The Pecks eventually sought help for Chloe in Sydney at the Advance Rehab Centre (ARC), at a cost of nearly $50,000.
It was initially successful but on return, she got COVID-19 and rapidly went downhill.
"The last five months have been really tough, any kind of virus stresses her body out horrifically. If her pain was managed, half her condition would disappear overnight. But her pain has been up for the past five months and over the last three weeks she’s had more than 200 seizures, which means one of us must be with her all the time," Alanna said.

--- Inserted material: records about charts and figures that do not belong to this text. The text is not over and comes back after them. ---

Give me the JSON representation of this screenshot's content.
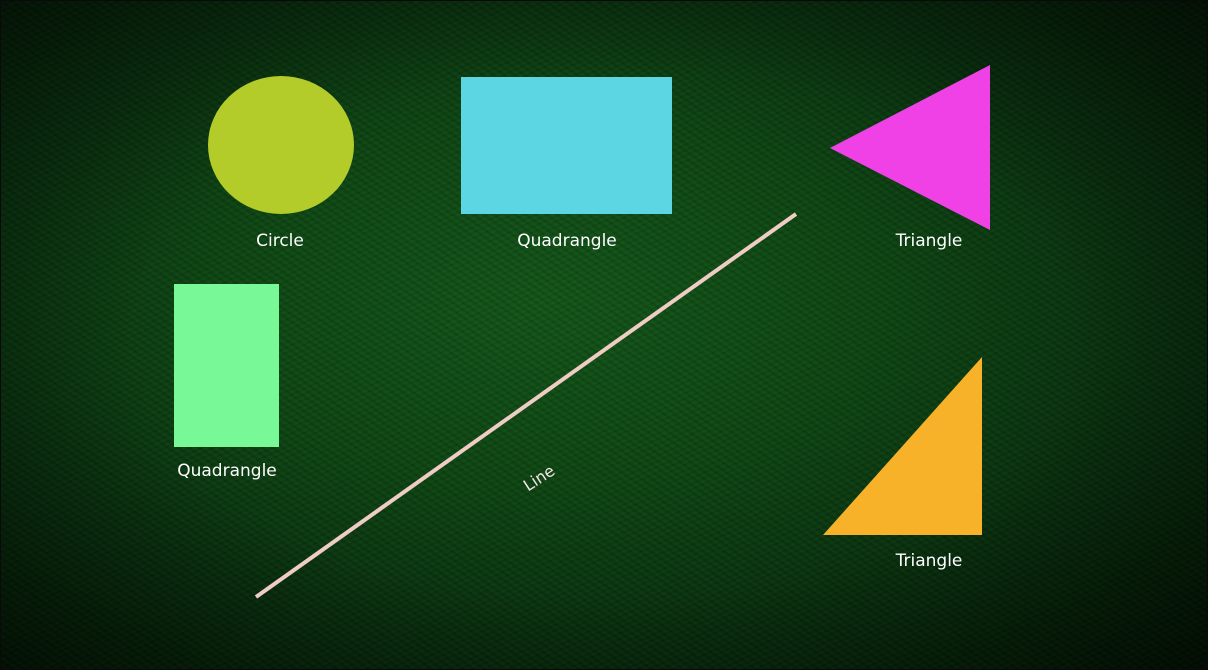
{
  "shapes": {
    "circle": {
      "label": "Circle",
      "color": "#b3cc29"
    },
    "quadrangle_wide": {
      "label": "Quadrangle",
      "color": "#5cd6e2"
    },
    "triangle_pink": {
      "label": "Triangle",
      "color": "#f041e7"
    },
    "quadrangle_tall": {
      "label": "Quadrangle",
      "color": "#79f898"
    },
    "line": {
      "label": "Line",
      "color": "#efccc4"
    },
    "triangle_orange": {
      "label": "Triangle",
      "color": "#f7b22a"
    }
  }
}
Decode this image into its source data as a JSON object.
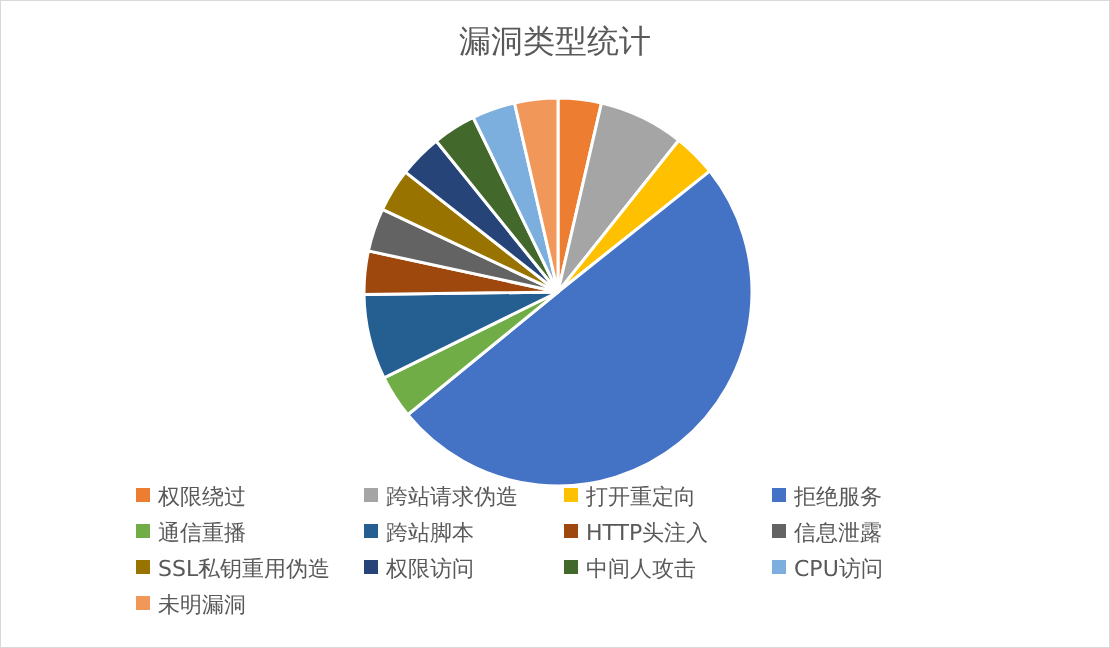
{
  "chart_data": {
    "type": "pie",
    "title": "漏洞类型统计",
    "categories": [
      "权限绕过",
      "跨站请求伪造",
      "打开重定向",
      "拒绝服务",
      "通信重播",
      "跨站脚本",
      "HTTP头注入",
      "信息泄露",
      "SSL私钥重用伪造",
      "权限访问",
      "中间人攻击",
      "CPU访问",
      "未明漏洞"
    ],
    "values": [
      3.6,
      7.1,
      3.6,
      49.8,
      3.6,
      7.1,
      3.6,
      3.6,
      3.6,
      3.6,
      3.6,
      3.6,
      3.6
    ],
    "colors": [
      "#ed7d31",
      "#a5a5a5",
      "#ffc000",
      "#4472c4",
      "#70ad47",
      "#255e91",
      "#9e480e",
      "#636363",
      "#997300",
      "#264478",
      "#43682b",
      "#7cafdd",
      "#f1975a"
    ],
    "legend": "bottom"
  }
}
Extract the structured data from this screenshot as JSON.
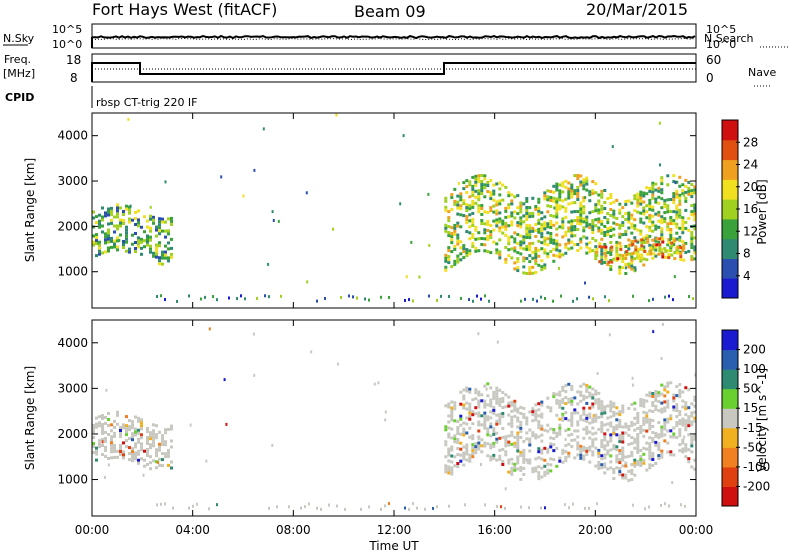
{
  "header": {
    "station": "Fort Hays West (fitACF)",
    "beam": "Beam 09",
    "date": "20/Mar/2015"
  },
  "noise_panel": {
    "left_label": "N.Sky",
    "right_label": "N.Search",
    "ytick_top": "10^5",
    "ytick_bottom": "10^0"
  },
  "freq_panel": {
    "left_label_1": "Freq.",
    "left_label_2": "[MHz]",
    "right_label": "Nave",
    "yticks_left": [
      "18",
      "8"
    ],
    "yticks_right": [
      "60",
      "0"
    ]
  },
  "cpid": {
    "label": "CPID",
    "program": "rbsp CT-trig 220 IF"
  },
  "colors": {
    "power_scale": [
      "#1a1ad0",
      "#2a4fb0",
      "#2e8a70",
      "#3aa23a",
      "#a0d020",
      "#f0e020",
      "#f0a020",
      "#e05010",
      "#d01010"
    ],
    "velocity_scale": [
      "#1a1ad0",
      "#2a5fb0",
      "#2e8a70",
      "#6ad030",
      "#c8c8c0",
      "#f0b020",
      "#f08020",
      "#e04010",
      "#d01010"
    ],
    "ground_scatter": "#c8c8c0"
  },
  "chart_data": [
    {
      "type": "heatmap",
      "name": "power",
      "ylabel": "Slant Range [km]",
      "yticks": [
        "1000",
        "2000",
        "3000",
        "4000"
      ],
      "ylim": [
        200,
        4500
      ],
      "xlim": [
        "00:00",
        "24:00"
      ],
      "colorbar_label": "Power [dB]",
      "colorbar_ticks": [
        "4",
        "8",
        "12",
        "16",
        "20",
        "24",
        "28"
      ],
      "colorbar_range": [
        0,
        30
      ],
      "regions": [
        {
          "t0": 0.0,
          "t1": 3.2,
          "r_lo": 1300,
          "r_hi": 2350,
          "level": 10
        },
        {
          "t0": 14.0,
          "t1": 24.0,
          "r_lo": 1200,
          "r_hi": 2900,
          "level": 14
        },
        {
          "t0": 20.0,
          "t1": 23.5,
          "r_lo": 1300,
          "r_hi": 1700,
          "level": 24
        }
      ]
    },
    {
      "type": "heatmap",
      "name": "velocity",
      "ylabel": "Slant Range [km]",
      "yticks": [
        "1000",
        "2000",
        "3000",
        "4000"
      ],
      "ylim": [
        200,
        4500
      ],
      "xlim": [
        "00:00",
        "24:00"
      ],
      "colorbar_label": "Velocity [m s^-1]",
      "colorbar_ticks": [
        "200",
        "100",
        "50",
        "15",
        "-15",
        "-50",
        "-100",
        "-200"
      ],
      "colorbar_range": [
        -250,
        250
      ],
      "regions": [
        {
          "t0": 0.0,
          "t1": 3.2,
          "r_lo": 1300,
          "r_hi": 2350,
          "level": 0
        },
        {
          "t0": 14.0,
          "t1": 24.0,
          "r_lo": 1200,
          "r_hi": 2900,
          "level": 0
        }
      ]
    }
  ],
  "xaxis": {
    "ticks": [
      "00:00",
      "04:00",
      "08:00",
      "12:00",
      "16:00",
      "20:00",
      "00:00"
    ],
    "label": "Time UT"
  }
}
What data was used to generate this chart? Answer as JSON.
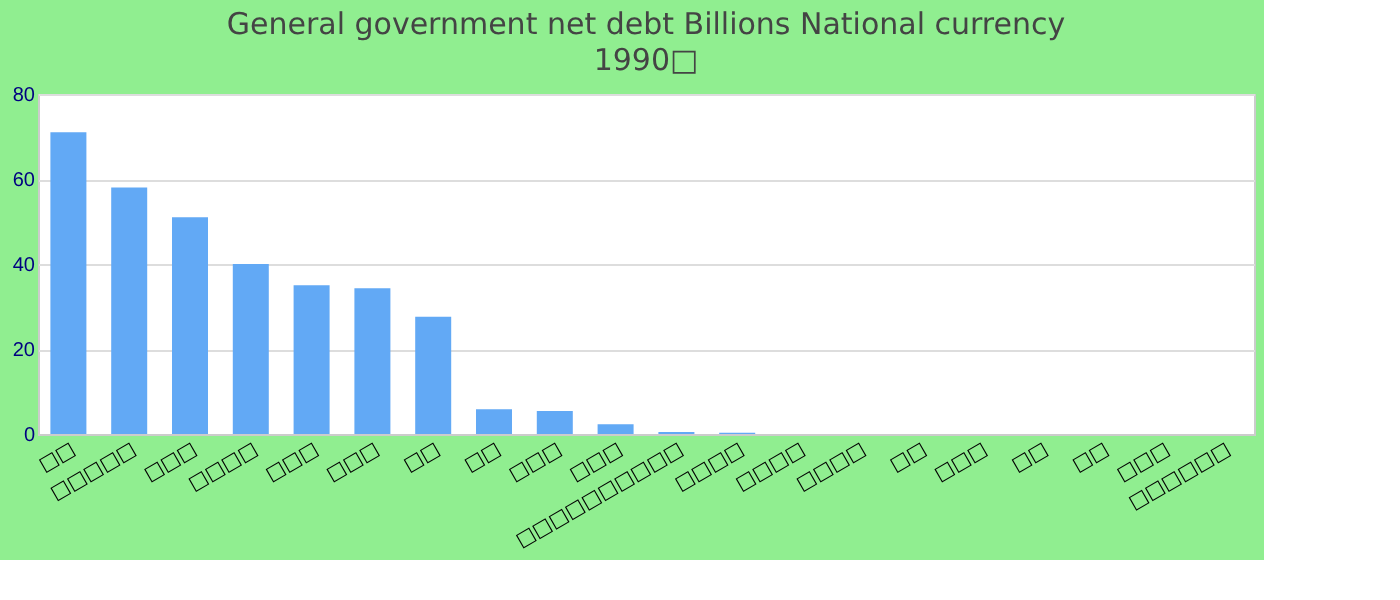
{
  "chart_data": {
    "type": "bar",
    "title": "General government net debt Billions National currency",
    "subtitle": "1990□",
    "categories": [
      "□□",
      "□□□□□",
      "□□□",
      "□□□□",
      "□□□",
      "□□□",
      "□□",
      "□□",
      "□□□",
      "□□□",
      "□□□□□□□□□□",
      "□□□□",
      "□□□□",
      "□□□□",
      "□□",
      "□□□",
      "□□",
      "□□",
      "□□□",
      "□□□□□□"
    ],
    "values": [
      71,
      58,
      51,
      40,
      35,
      34.3,
      27.6,
      5.8,
      5.4,
      2.3,
      0.5,
      0.3,
      0,
      0,
      0,
      0,
      0,
      0,
      0,
      0
    ],
    "color": "#62a9f5",
    "ylim": [
      0,
      80
    ],
    "yticks": [
      0,
      20,
      40,
      60,
      80
    ],
    "grid": "y"
  }
}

The family said it's torture and that's taken a toll on Mum.
"At the moment I'm suffering from Bell's Palsy and I’m completely deaf in one ear, it's all stress," she said.
The Pecks aren't alone. It's estimated about 300,000 Kiwis live with a rare disorder. And there are about 7000 different disorders considered rare - some are incredibly hard to diagnose and treat.
This has prompted Rare Disorders Month, which is now being marked in New Zealand, to provide hope and support.
"What we have been campaigning for is for a centre of expertise in New Zealand so that there is somewhere for a GP and other clinicians to refer somebody to so they can accelerate that diagnosis," said Chris Higgins, CEO of Rare Disorders New Zealand.
The Ministry of Health said it's working on a strategy, which can't come soon enough for Alanna Peck and her kids.
As for Lachlan, he's still loving life.
"He's very ambitious – he's got six jobs he wants to do in the future – looking after mum is one of them," said Alanna.
And with that comment, she smiles openly, a brief respite in a long tough road.